Daytrading Tips: How to Combat Confirmation Bias In Your Trading

Confirmation bias has ended thousands of traders’ careers. Out of all of the day trading tips I have mentioned in the past, I believe this is one of the most important. If you do not understand this concept and how it affects your trading, you will open yourself up to the possibility of huge trading losses that could end your career. Here is how you can identify and prevent this deadly psychological bias from destroying your trading account.

Confirmation Bias Definition

Confirmation bias is psychological phenomenon we see a ton in traders, especially in stubborn ones. It is defined as “the tendency to interpret new evidence as confirmation of one’s existing beliefs or theories.” One of the most common ways we see confirmation bias destroy traders is with their use of indicators.

Indicators and Confirmation Bias

Trading indicators is one of the most common ways traders bring the negative effects of confirmation bias into their trading. Often traders, especially new ones, will use so many indicators that eventually they find one or two that supports their trade thesis.

These indicators make traders overconfident in their thesis and make them stay in losing trades way longer than they should. In these cases, the stop loss for the trader will usually be how much pain they can tolerate. Traders who cannot combat confirmation bias will end up taking massive trading losses.

$HEAR Example

Look at the daily chart of HEAR, a recent big runner that went from $7 a share to over $20 a share in about 4 trading days:

Daytrading Tips

An RSI over 70 is known to signify when a stock is in overbought conditions. During its run-up from April 16th until today it has stayed above 70, with the exception of a couple days recently. Despite the high RSI, HEAR has continued to uptrend and has only had a couple small pullbacks. If you were short this just because its RSI was over 70 you would have gotten smoked.

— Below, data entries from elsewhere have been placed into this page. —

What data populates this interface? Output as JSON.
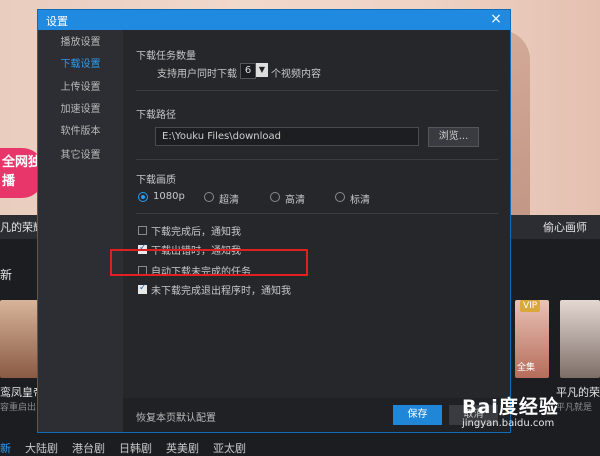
{
  "background": {
    "badge_text": "全网独播",
    "strip_left": "凡的荣耀",
    "strip_right": "偷心画师",
    "section_title": "新",
    "card_left_title": "鸾凤皇帝",
    "card_left_sub": "容重启出",
    "card_right_badge": "VIP",
    "card_right_tag": "全集",
    "card_right_title": "平凡的荣",
    "card_right_sub": "平凡就是",
    "categories": [
      "新",
      "大陆剧",
      "港台剧",
      "日韩剧",
      "英美剧",
      "亚太剧"
    ]
  },
  "watermark": {
    "logo": "Bai度经验",
    "url": "jingyan.baidu.com"
  },
  "dialog": {
    "title": "设置",
    "close_icon": "×",
    "nav": [
      "播放设置",
      "下载设置",
      "上传设置",
      "加速设置",
      "软件版本",
      "其它设置"
    ],
    "active_nav": "下载设置",
    "task_count": {
      "title": "下载任务数量",
      "prefix": "支持用户同时下载",
      "value": "6",
      "suffix": "个视频内容"
    },
    "path": {
      "title": "下载路径",
      "value": "E:\\Youku Files\\download",
      "browse_label": "浏览..."
    },
    "quality": {
      "title": "下载画质",
      "options": [
        "1080p",
        "超清",
        "高清",
        "标清"
      ],
      "selected": "1080p"
    },
    "options": [
      {
        "label": "下载完成后，通知我",
        "checked": false
      },
      {
        "label": "下载出错时，通知我",
        "checked": true
      },
      {
        "label": "自动下载未完成的任务",
        "checked": false
      },
      {
        "label": "未下载完成退出程序时，通知我",
        "checked": true
      }
    ],
    "footer": {
      "reset_label": "恢复本页默认配置",
      "save_label": "保存",
      "cancel_label": "取消"
    },
    "colors": {
      "accent": "#1f8ae0",
      "highlight": "#e02020"
    }
  }
}
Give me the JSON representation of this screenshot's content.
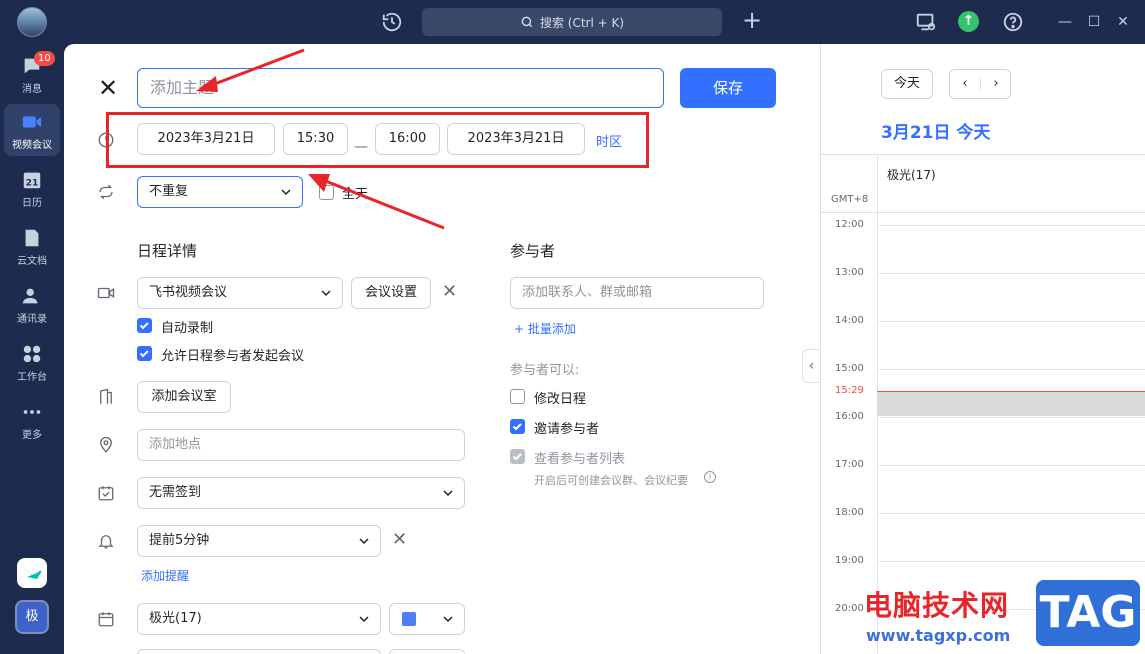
{
  "topbar": {
    "search_label": "搜索 (Ctrl + K)"
  },
  "nav": {
    "items": [
      {
        "label": "消息",
        "icon": "chat-bubble-icon",
        "badge": "10"
      },
      {
        "label": "视频会议",
        "icon": "video-camera-icon",
        "active": true
      },
      {
        "label": "日历",
        "icon": "calendar-icon",
        "day": "21"
      },
      {
        "label": "云文档",
        "icon": "cloud-doc-icon"
      },
      {
        "label": "通讯录",
        "icon": "contacts-icon"
      },
      {
        "label": "工作台",
        "icon": "grid-icon"
      },
      {
        "label": "更多",
        "icon": "more-dots-icon"
      }
    ],
    "user_initial": "极"
  },
  "form": {
    "title_placeholder": "添加主题",
    "save_label": "保存",
    "start_date": "2023年3月21日",
    "start_time": "15:30",
    "dash": "—",
    "end_time": "16:00",
    "end_date": "2023年3月21日",
    "timezone_label": "时区",
    "repeat_value": "不重复",
    "allday_label": "全天",
    "details_heading": "日程详情",
    "meeting_type": "飞书视频会议",
    "meeting_settings": "会议设置",
    "auto_record": "自动录制",
    "allow_start": "允许日程参与者发起会议",
    "add_room": "添加会议室",
    "location_placeholder": "添加地点",
    "checkin_value": "无需签到",
    "reminder_value": "提前5分钟",
    "add_reminder": "添加提醒",
    "calendar_value": "极光(17)",
    "event_color": "#4f7df7",
    "participants_heading": "参与者",
    "participants_placeholder": "添加联系人、群或邮箱",
    "bulk_add": "+ 批量添加",
    "participants_can": "参与者可以:",
    "perm_modify": "修改日程",
    "perm_invite": "邀请参与者",
    "perm_view": "查看参与者列表",
    "perm_note": "开启后可创建会议群、会议纪要"
  },
  "calendar": {
    "today_label": "今天",
    "date_heading": "3月21日 今天",
    "calendar_name": "极光(17)",
    "timezone": "GMT+8",
    "hours": [
      "12:00",
      "13:00",
      "14:00",
      "15:00",
      "16:00",
      "17:00",
      "18:00",
      "19:00",
      "20:00"
    ],
    "now_label": "15:29"
  },
  "watermark": {
    "text": "电脑技术网",
    "url": "www.tagxp.com",
    "tag": "TAG"
  },
  "colors": {
    "accent": "#3370ff",
    "annotation_red": "#e8262a",
    "sidebar": "#1d2b4f"
  }
}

Many shorts used its high RSI to confirm their belief that this was overbought, which meant it was going to crash in the near term. The company might have poor fundamentals, but you cannot ignore the fact it is in an obvious uptrend.

There is a very obvious series of higher highs and higher lows since mid-April. You cannot just pull out indicators to confirm your thesis about a stock. You must always respect price action, which trumps every other indicator out there.   

Define Your Risk and Reward

In order to avoid falling victim to confirmation bias in your trading, you need to define your exit strategy BEFORE entering a trade. Defining how much you risk before a trade allows you to know what your max pain is. It mentally prepares you for the loss and will eliminate a ton of the need for confirmation bias.

You must accept the possibility of a loss before each trade. No trading strategy has 100% win rate. If you have difficulty cutting your losses when you’re supposed to, use hard stops to take you out of your position. Automate as much of your trading as possible to minimize the effects of psychological biases in your trading.